Both Stardust Celebrations and LuLu’s Bridal Boutique will be closed this Monday, May 28, for Memorial Day. In honor of this patriotic holiday, we thought it would be fun to share some basics on a few of the wedding traditions that make a military wedding special.
One of the most obvious things that sets a military wedding apart from a civilian event is the attire. Military grooms and other members of the wedding party wear their uniforms according to the formality of the wedding and seasonal requirements. If the bride is a military officer, she can choose to wear her uniform as well, but she is also free to wear a traditional bridal gown. Also, a boutonniere is never worn with a uniform, and white gloves are necessary for all saber/sword bearers.
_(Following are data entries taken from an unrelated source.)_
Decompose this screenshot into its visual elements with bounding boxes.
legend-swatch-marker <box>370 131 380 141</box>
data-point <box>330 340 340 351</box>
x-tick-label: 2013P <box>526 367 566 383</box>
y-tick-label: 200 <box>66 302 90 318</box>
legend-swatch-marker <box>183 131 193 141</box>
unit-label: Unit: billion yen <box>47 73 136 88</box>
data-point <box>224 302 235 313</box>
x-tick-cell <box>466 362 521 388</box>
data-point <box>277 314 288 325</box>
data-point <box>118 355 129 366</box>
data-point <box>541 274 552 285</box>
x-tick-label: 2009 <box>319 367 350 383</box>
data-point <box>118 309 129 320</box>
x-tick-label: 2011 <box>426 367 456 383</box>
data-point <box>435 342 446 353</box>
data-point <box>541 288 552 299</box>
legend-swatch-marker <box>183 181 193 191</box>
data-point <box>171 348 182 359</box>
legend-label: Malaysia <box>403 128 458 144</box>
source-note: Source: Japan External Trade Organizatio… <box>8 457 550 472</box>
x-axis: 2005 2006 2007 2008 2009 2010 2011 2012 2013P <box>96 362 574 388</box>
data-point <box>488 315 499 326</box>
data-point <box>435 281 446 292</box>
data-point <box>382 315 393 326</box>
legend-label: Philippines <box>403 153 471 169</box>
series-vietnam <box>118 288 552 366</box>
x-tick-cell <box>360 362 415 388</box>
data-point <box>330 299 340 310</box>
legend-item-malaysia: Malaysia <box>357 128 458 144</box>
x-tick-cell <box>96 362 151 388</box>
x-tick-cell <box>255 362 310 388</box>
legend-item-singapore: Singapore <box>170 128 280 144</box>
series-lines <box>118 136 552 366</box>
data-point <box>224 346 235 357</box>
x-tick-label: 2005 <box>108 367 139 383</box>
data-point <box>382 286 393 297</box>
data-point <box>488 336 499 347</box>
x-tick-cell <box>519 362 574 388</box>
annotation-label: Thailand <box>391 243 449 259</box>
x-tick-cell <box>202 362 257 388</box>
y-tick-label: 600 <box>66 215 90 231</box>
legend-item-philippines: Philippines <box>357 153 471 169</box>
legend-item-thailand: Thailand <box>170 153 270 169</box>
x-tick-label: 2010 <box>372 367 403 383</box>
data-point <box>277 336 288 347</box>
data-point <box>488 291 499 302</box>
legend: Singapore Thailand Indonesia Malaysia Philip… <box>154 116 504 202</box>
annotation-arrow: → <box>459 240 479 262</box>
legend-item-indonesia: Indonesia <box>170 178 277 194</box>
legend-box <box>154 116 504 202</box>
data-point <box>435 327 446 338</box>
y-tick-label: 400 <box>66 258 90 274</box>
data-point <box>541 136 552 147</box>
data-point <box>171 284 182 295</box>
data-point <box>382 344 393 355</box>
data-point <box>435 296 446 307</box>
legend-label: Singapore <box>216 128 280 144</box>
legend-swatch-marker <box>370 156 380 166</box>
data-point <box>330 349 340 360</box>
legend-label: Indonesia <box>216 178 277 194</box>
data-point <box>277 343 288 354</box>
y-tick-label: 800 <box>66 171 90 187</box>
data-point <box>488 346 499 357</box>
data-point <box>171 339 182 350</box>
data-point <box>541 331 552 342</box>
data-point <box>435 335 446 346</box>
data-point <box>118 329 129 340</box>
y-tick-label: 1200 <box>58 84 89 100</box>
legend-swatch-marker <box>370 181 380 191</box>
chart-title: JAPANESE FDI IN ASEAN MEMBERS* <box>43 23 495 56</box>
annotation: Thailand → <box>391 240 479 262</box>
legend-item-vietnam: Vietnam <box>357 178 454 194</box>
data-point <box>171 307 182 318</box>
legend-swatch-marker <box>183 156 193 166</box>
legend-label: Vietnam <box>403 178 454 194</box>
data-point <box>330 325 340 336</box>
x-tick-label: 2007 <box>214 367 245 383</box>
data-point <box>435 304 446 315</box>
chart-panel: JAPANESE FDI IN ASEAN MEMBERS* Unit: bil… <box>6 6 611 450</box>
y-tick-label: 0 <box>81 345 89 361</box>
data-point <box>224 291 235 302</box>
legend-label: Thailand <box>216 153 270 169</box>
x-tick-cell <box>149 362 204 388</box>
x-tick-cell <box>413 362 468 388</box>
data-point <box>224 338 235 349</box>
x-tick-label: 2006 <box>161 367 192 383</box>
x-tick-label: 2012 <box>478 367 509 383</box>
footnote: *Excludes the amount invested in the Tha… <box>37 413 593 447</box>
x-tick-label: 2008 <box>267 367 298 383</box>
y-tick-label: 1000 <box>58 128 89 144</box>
Military guests have the option of wearing their uniform to the wedding or they may wear civilian attire.
The Arch of Sabers or Swords is a beloved custom of military weddings and definitely one of the most recognizable. Each branch of the military has very specific regulations as to who is allowed to participate and how and where the arch takes place. We most often see the majestic arch just outside of the ceremony site, where the couple will pass through this symbolic pledge of loyalty to them. Sometimes, the final pair of saber bearers will lower their sabers to detain the couple valium no prescription until they kiss. Then, often the last man on the right will give the bride a gentle swat on the backside with his sword while telling her, “Welcome to the (branch of service)!”
You thought working out your seating arrangements was a challenge…imagine trying to work in military guests according to rank! At the ceremony, the bride’s or groom’s commanding officer and spouse may sit near or with the family, or even in the front pew if the parents are not present! It is also customary that flag and general officers be seated just behind the two families. And at the reception, military guests are traditionally shown to their seats according to rank.
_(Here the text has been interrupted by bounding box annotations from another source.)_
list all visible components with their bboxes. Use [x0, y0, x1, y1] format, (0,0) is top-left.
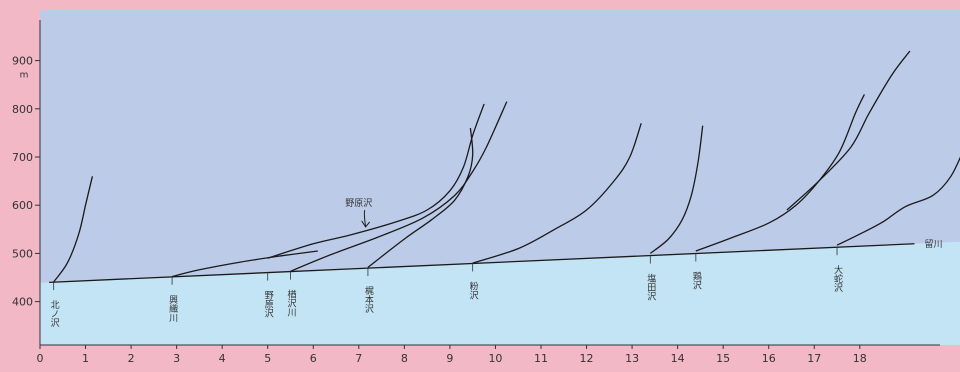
tributary-label: 大蛇沢 [832, 264, 843, 293]
tributary-label: 鶏沢 [691, 270, 702, 290]
tributary-line [472, 123, 642, 264]
x-tick-label: 13 [625, 352, 639, 365]
tributary-line [649, 125, 704, 254]
tributary-label: 梶本沢 [363, 285, 374, 314]
x-tick-label: 11 [534, 352, 548, 365]
y-unit-label: m [20, 71, 29, 81]
tributary-line [695, 94, 865, 252]
x-tick-label: 15 [716, 352, 730, 365]
x-tick-label: 10 [488, 352, 502, 365]
main-river-line [49, 243, 915, 283]
x-tick-label: 7 [355, 352, 362, 365]
x-tick-label: 18 [853, 352, 867, 365]
x-tick-label: 17 [807, 352, 821, 365]
x-tick-label: 14 [671, 352, 685, 365]
series-group [49, 50, 960, 283]
x-tick-label: 3 [173, 352, 180, 365]
x-tick-label: 0 [37, 352, 44, 365]
water-band [40, 241, 960, 345]
y-ticks: 400 500 600 700 800 900 [12, 55, 40, 309]
x-tick-label: 12 [580, 352, 594, 365]
annotation-arrow [363, 209, 367, 227]
y-tick-label: 400 [12, 296, 33, 309]
tributary-label: 楢沢川 [285, 289, 296, 317]
annotation-label: 野原沢 [345, 197, 372, 209]
x-tick-label: 9 [446, 352, 453, 365]
tributary-line [786, 50, 911, 211]
y-tick-label: 800 [12, 103, 33, 116]
tributary-label: 興織川 [167, 295, 178, 322]
main-river-label: 留川 [924, 238, 942, 250]
annotation-arrowhead [361, 220, 371, 228]
tributary-label: 粉沢 [468, 280, 479, 300]
y-tick-label: 600 [12, 199, 33, 212]
tributary-line [53, 176, 94, 283]
y-tick-label: 900 [12, 55, 33, 68]
x-ticks: 0 1 2 3 4 5 6 7 8 9 10 11 12 13 14 15 16 17 18 [37, 345, 867, 365]
x-tick-label: 16 [762, 352, 776, 365]
x-tick-label: 2 [128, 352, 135, 365]
tributary-line [367, 128, 474, 268]
y-tick-label: 500 [12, 247, 33, 260]
tributary-label: 野原沢 [263, 291, 274, 319]
tributary-label: 塩田沢 [645, 272, 656, 301]
tributary-line [171, 250, 318, 278]
tributary-line [836, 156, 960, 246]
x-tick-label: 5 [264, 352, 271, 365]
x-tick-label: 1 [82, 352, 89, 365]
x-tick-label: 4 [219, 352, 226, 365]
y-tick-label: 700 [12, 151, 33, 164]
tributary-line [290, 101, 508, 272]
x-tick-label: 8 [401, 352, 408, 365]
tributary-label: 北ノ沢 [49, 300, 60, 328]
x-tick-label: 6 [310, 352, 317, 365]
tributary-line [267, 103, 485, 259]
At a military wedding, you are likely to hear regimental music, including the branch of service’s theme song, and see more patriotic decorations incorporating flags and standards of the bride and/or groom’s unit(s). But the most memorable reception tradition is the cake cutting, truly the highlight of the celebration! The bride and groom will cut the wedding cake with a saber or sword belonging to the groom if he owns one. The bride takes the lead cutting while her groom rests his right hand over hers on the sword’s hilt and wrapping his left arm around her. Picture perfect!
Happy Memorial Day! With grateful hearts, we humbly thank the men and women who have served our country in the military!